Dieticians share tips to a balanced nutrition
LEWISTOWN–With just over two weeks left in National Nutrition Month, Clinical Registered Dieticians Yelena Share, from Geisinger-Lewistown Hospital, and Beth Gillo, from J.C. Blair Health Systems, each shared insights into maintaining a nutritional diet.
“Healthy eating involves balance between food groups, eating a variety of foods within each food group, moderate intake of all foods and focusing on foods that are nutrient dense … and low in calories,” Gillo said.
“It is important to not only incorporate a variety of foods into your diet, but to also be aware of portion sizes and the role they play in supporting a healthy eating pattern,” Share said.
According to the United States Department
of Agriculture website, the “food pyramid,”
established in 1992, transitioned to MyPlate in 2011 to illustrate the five food groups using the image of a place setting.
“MyPlate serves as a visual representation of what a balanced meal should look like,” Share said. “The image is composed of a plate split into four sections; half of the plate is filled with fruits and vegetables, a little over a quarter of the plate is grains, about one fifth of the plate is protein (and) a cup of dairy sits to the side of the plate.”
When eating from the designated food groups, Share recommended practicing mindful eating.
“Mindful eating means slowing down and enjoying your food,” Share said. “Take small bites and chew food thoroughly, identify the different flavors and put your utensils down in between bites. Paying complete attention to the experience of eating or drinking can help identify true feelings of hunger and fullness …”
Gill said it takes 20 minutes for the average human brain to register being full.
“It is a complex process, involving stretch receptors–nerves–that line the walls of our stomach, and hormones released from our small intestines that signal our brain that we are full,” Gill said. “Waiting before going for ‘seconds’ is often a good idea.”
Both ladies said many of their patients have a lot of misconceptions about nutrition.
“A lot of patients believe that healthy eating is expensive, but it doesn’t have to be,” Share said. “Make sure you’re heading to the store with a plan (and) make a list of exactly what you need. Impulse or unplanned purchases can quickly drive up the cost of your haul.”
Share also recommended coupon clipping, comparing shelf unit prices to determine the right size and best deal, buying in bulk and buying in-season produce, which tends to be less expensive.
“In a pinch, frozen or canned produce that is low (in) sodium and (low in) sugar works just as well,” Share said. “Lastly, avoid soda and high sugar beverages. Keep a water bottle with you … You’ll cut both calories and cost.”
Gill said one common nutrition misconception is believing that all carbohydrates are bad.
“Our bodies need carbohydrates to produce energy,” Gill said. “Too many refined carbohydrates, such as added sugars and refined white flour, should be reduced in our diet. Carbohydrates found in vegetables, fruit, whole grains, and low-fat dairy … are a healthy (carb) source.”

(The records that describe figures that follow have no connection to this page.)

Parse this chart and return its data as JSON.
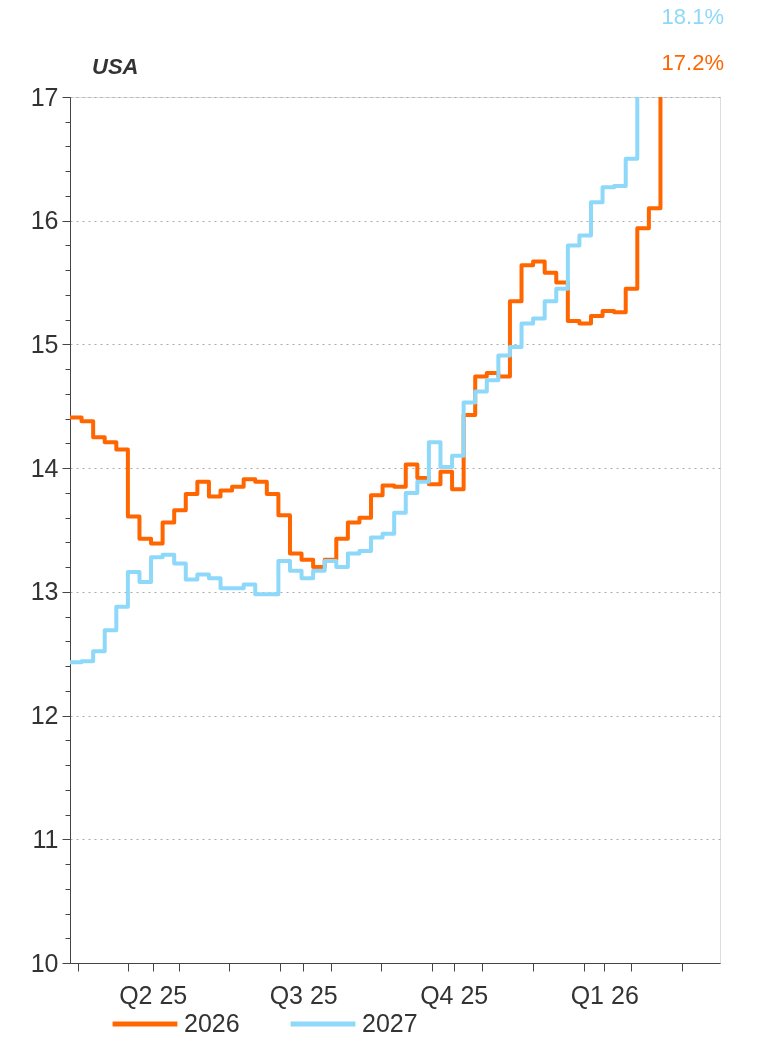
{
  "chart_data": {
    "type": "step",
    "title": "USA",
    "x": [
      "2025-03-27",
      "2025-04-03",
      "2025-04-10",
      "2025-04-17",
      "2025-04-24",
      "2025-05-01",
      "2025-05-08",
      "2025-05-15",
      "2025-05-22",
      "2025-05-29",
      "2025-06-05",
      "2025-06-12",
      "2025-06-19",
      "2025-06-26",
      "2025-07-03",
      "2025-07-10",
      "2025-07-17",
      "2025-07-24",
      "2025-07-31",
      "2025-08-07",
      "2025-08-14",
      "2025-08-21",
      "2025-08-28",
      "2025-09-04",
      "2025-09-11",
      "2025-09-18",
      "2025-09-25",
      "2025-10-02",
      "2025-10-09",
      "2025-10-16",
      "2025-10-23",
      "2025-10-30",
      "2025-11-06",
      "2025-11-13",
      "2025-11-20",
      "2025-11-27",
      "2025-12-04",
      "2025-12-11",
      "2025-12-18",
      "2025-12-25",
      "2026-01-01",
      "2026-01-08",
      "2026-01-15",
      "2026-01-22",
      "2026-01-29",
      "2026-02-05",
      "2026-02-12",
      "2026-02-19",
      "2026-02-26",
      "2026-03-05",
      "2026-03-12",
      "2026-03-19"
    ],
    "series": [
      {
        "name": "2026",
        "color": "#ff6600",
        "values": [
          14.41,
          14.38,
          14.25,
          14.21,
          14.15,
          13.61,
          13.43,
          13.39,
          13.56,
          13.66,
          13.79,
          13.89,
          13.77,
          13.82,
          13.85,
          13.91,
          13.89,
          13.79,
          13.62,
          13.31,
          13.26,
          13.2,
          13.26,
          13.43,
          13.56,
          13.6,
          13.78,
          13.86,
          13.85,
          14.03,
          13.92,
          13.87,
          13.97,
          13.83,
          14.43,
          14.74,
          14.77,
          14.74,
          15.35,
          15.64,
          15.67,
          15.58,
          15.5,
          15.19,
          15.17,
          15.23,
          15.27,
          15.26,
          15.45,
          15.94,
          16.1,
          17
        ]
      },
      {
        "name": "2027",
        "color": "#8ed8fa",
        "values": [
          12.43,
          12.44,
          12.52,
          12.69,
          12.88,
          13.16,
          13.08,
          13.28,
          13.3,
          13.23,
          13.1,
          13.14,
          13.11,
          13.03,
          13.03,
          13.06,
          12.98,
          12.98,
          13.25,
          13.17,
          13.11,
          13.17,
          13.25,
          13.2,
          13.31,
          13.33,
          13.44,
          13.47,
          13.64,
          13.8,
          13.89,
          14.21,
          14.01,
          14.1,
          14.53,
          14.62,
          14.71,
          14.91,
          14.98,
          15.17,
          15.21,
          15.35,
          15.45,
          15.8,
          15.88,
          16.15,
          16.27,
          16.28,
          16.5,
          17,
          null,
          null
        ]
      }
    ],
    "xlim": [
      "2025-03-27",
      "2026-04-24"
    ],
    "xticks": [
      {
        "value": "2025-04-01",
        "label": null
      },
      {
        "value": "2025-05-01",
        "label": null
      },
      {
        "value": "2025-06-01",
        "label": null
      },
      {
        "value": "2025-07-01",
        "label": null
      },
      {
        "value": "2025-08-01",
        "label": null
      },
      {
        "value": "2025-09-01",
        "label": null
      },
      {
        "value": "2025-10-01",
        "label": null
      },
      {
        "value": "2025-11-01",
        "label": null
      },
      {
        "value": "2025-12-01",
        "label": null
      },
      {
        "value": "2026-01-01",
        "label": null
      },
      {
        "value": "2026-02-01",
        "label": null
      },
      {
        "value": "2026-03-01",
        "label": null
      },
      {
        "value": "2026-04-01",
        "label": null
      },
      {
        "value": "2025-05-16",
        "label": "Q2 25"
      },
      {
        "value": "2025-08-15",
        "label": "Q3 25"
      },
      {
        "value": "2025-11-14",
        "label": "Q4 25"
      },
      {
        "value": "2026-02-13",
        "label": "Q1 26"
      }
    ],
    "ylim": [
      10,
      17
    ],
    "yticks": [
      10,
      {
        "value": 10.2,
        "label": null
      },
      {
        "value": 10.4,
        "label": null
      },
      {
        "value": 10.6,
        "label": null
      },
      {
        "value": 10.8,
        "label": null
      },
      11,
      {
        "value": 11.2,
        "label": null
      },
      {
        "value": 11.4,
        "label": null
      },
      {
        "value": 11.6,
        "label": null
      },
      {
        "value": 11.8,
        "label": null
      },
      12,
      {
        "value": 12.2,
        "label": null
      },
      {
        "value": 12.4,
        "label": null
      },
      {
        "value": 12.6,
        "label": null
      },
      {
        "value": 12.8,
        "label": null
      },
      13,
      {
        "value": 13.2,
        "label": null
      },
      {
        "value": 13.4,
        "label": null
      },
      {
        "value": 13.6,
        "label": null
      },
      {
        "value": 13.8,
        "label": null
      },
      14,
      {
        "value": 14.2,
        "label": null
      },
      {
        "value": 14.4,
        "label": null
      },
      {
        "value": 14.6,
        "label": null
      },
      {
        "value": 14.8,
        "label": null
      },
      15,
      {
        "value": 15.2,
        "label": null
      },
      {
        "value": 15.4,
        "label": null
      },
      {
        "value": 15.6,
        "label": null
      },
      {
        "value": 15.8,
        "label": null
      },
      16,
      {
        "value": 16.2,
        "label": null
      },
      {
        "value": 16.4,
        "label": null
      },
      {
        "value": 16.6,
        "label": null
      },
      {
        "value": 16.8,
        "label": null
      },
      17
    ],
    "grid": "y",
    "legend": "bottom",
    "annotations": [
      "17.2%",
      "18.1%"
    ]
  }
}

Gill said another misconception is that the popular “Keto” diet is a healthy way to lose weight.
“Most people don’t realize that the Keto diet, short for ‘Ketogentic’ diet, was actually developed to treat seizure disorders in children,” Gill said. “You can lose weight by following the Keto diet, however it is not intended for long-term use. Nutrients … are best consumed from food. Our requirement for … nutrients can only be met from a diet that includes all food groups.”

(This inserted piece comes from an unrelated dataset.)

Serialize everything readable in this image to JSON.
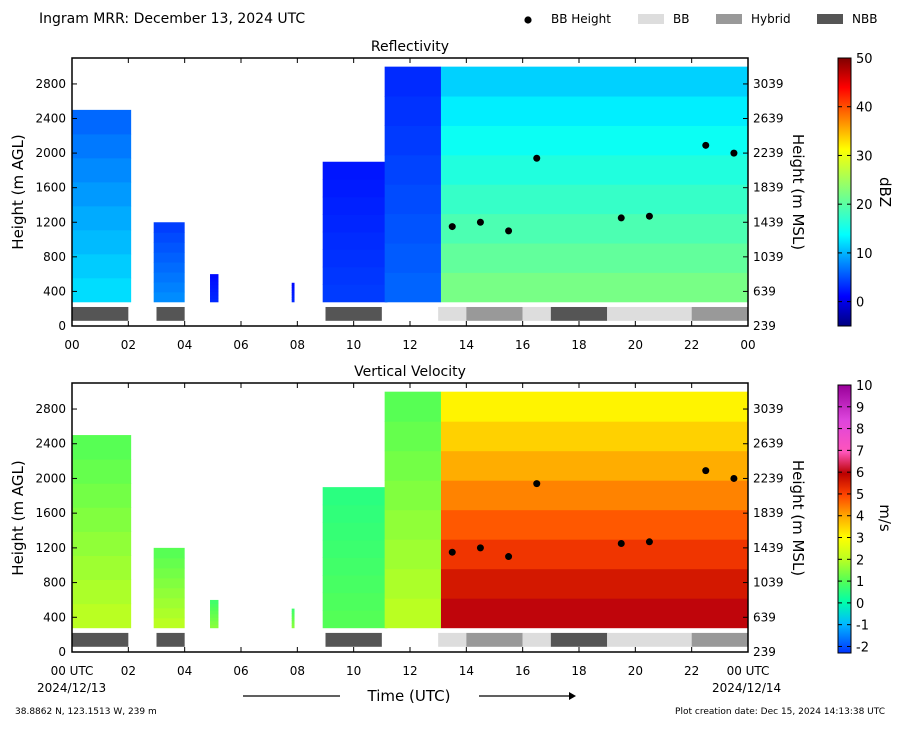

Share said adjusting a daily diet to be more nutritious doesn’t have to be difficult and can include choices such as replacing white or refined grains and pastas with whole wheat products, using beans instead of beef and swapping iceberg lettuce for greens such as spinach or kale.
“Start with simple changes,” Share said.
Gill said, while reducing sugar, saturated fat and calories can improve recipes, one can simply enjoy special recipes in moderation.
“Substitute healthier ingredients if you can–avocado, applesauce, ricotta cheese–but don’t stress over it,” Gill said. “The best advice I can give is to eat a diet rich in vegetables and fruit, lean protein, whole grains, healthy oils, (like) nuts and seeds and low-fat dairy. The idea is to adopt a healthy eating pattern for a lifetime.”